As for tonight . . .
He didn’t want to sleep in this place. But he didn’t know where else to go. He shut the door, and moved his desk chair so that the chair back was wedged under the knob. He didn’t have to be afraid of Dog Man. The man had been arrested while still in the apartment. Hadn’t even tried to run. But there were other people out there, people listening to the whispers.
Martin shouldn’t have told the dwellers that this was their place now. He shouldn’t have invited them in. He lay on his back, watching the room’s single window, and hoped that they hadn’t noticed that he’d returned.
At the next meeting, Martin sat in his usual spot, waiting. Stan complained about nurses creeping around on the second floor of his house where he didn’t go anymore, going through his things, looking for valuables. Then Barbara talked about an apartment where she went at night to do photography or painting or something. These people had houses on top of houses. Harrison probably kept summer homes on each coast.
Greta, once again, sat there saying nothing.
“I know it doesn’t make any sense,” Barbara was saying. “I know I’d be safer at home with my husband. We have an excellent alarm system. But it’s only in the studio that I feel safe.”
“Safe from what?” Jan asked.
“The Scrimshander,” Barbara said.
“But he’s dead,” Greta said. She looked at Harrison. “It’s in the books.
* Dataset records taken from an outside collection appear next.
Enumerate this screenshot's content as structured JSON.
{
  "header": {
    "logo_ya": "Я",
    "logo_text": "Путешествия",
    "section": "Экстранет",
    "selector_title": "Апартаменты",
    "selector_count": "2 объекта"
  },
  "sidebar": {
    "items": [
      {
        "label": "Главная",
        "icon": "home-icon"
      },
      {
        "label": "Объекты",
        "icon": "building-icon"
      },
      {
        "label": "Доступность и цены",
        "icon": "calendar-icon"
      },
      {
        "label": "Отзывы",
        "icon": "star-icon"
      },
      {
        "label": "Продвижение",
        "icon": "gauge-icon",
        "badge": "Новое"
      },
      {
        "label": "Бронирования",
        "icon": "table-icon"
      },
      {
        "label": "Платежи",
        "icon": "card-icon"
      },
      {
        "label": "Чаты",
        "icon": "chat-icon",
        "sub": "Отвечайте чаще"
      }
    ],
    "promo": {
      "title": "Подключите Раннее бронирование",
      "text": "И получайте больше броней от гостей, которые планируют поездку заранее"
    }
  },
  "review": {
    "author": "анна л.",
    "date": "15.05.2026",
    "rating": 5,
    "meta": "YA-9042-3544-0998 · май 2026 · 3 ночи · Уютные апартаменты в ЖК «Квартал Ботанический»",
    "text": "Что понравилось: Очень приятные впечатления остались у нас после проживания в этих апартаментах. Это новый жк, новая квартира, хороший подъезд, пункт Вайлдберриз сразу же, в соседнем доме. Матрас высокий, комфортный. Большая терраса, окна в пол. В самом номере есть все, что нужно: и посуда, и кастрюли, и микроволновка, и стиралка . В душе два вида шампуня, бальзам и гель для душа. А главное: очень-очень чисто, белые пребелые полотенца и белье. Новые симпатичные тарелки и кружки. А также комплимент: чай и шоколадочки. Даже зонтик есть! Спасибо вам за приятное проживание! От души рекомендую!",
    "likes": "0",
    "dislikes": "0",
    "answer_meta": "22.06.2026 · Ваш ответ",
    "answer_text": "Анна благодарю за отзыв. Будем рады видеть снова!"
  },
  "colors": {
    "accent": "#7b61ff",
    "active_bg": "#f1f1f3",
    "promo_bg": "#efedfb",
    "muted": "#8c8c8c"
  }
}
Lub stabbed him through the heart with a harpoon.”
Barbara looked shaken. “Is that true?”
“You can’t trust what’s in the books,” Harrison said.
“Amen,” Stan said.
“But in this case,” Harrison said. “Yes, he’s dead. I saw it myself. And it wasn’t a harpoon through the heart—that’s the kiddie version. We cut off his head and burned it.”
“But he’s not human,” Barbara said. “He
could
come back.”
Stan said, “You want him to come back.”
“Of course not!” Barbara said.
“Not really come back,” the old man said. “But just to end the waiting. I’m always waiting. Sometimes I think I’m still up there in the nets, the boy running his fingers through my hair, waiting for the Weavers to take me down for the next treatment.”
“Stan,” Harrison said. “Let Barbara finish.”
Barbara was staring straight ahead—in Greta’s direction, but Martin thought that she wasn’t seeing anyone in the room. “He carved pictures into me,” Barbara said. “The last thing he said to me was, ‘I left you a message.’” She inhaled shakily and seemed to come to herself. “But if he’s dead, who’s going to tell me what he drew?”
“How about x-rays?” Harrison asked. “MRIs?”
“X-rays don’t show the surface of the bone,” Barbara said. “MRIs don’t work either. Ultrasound gets close, but it won’t show the fine marks.”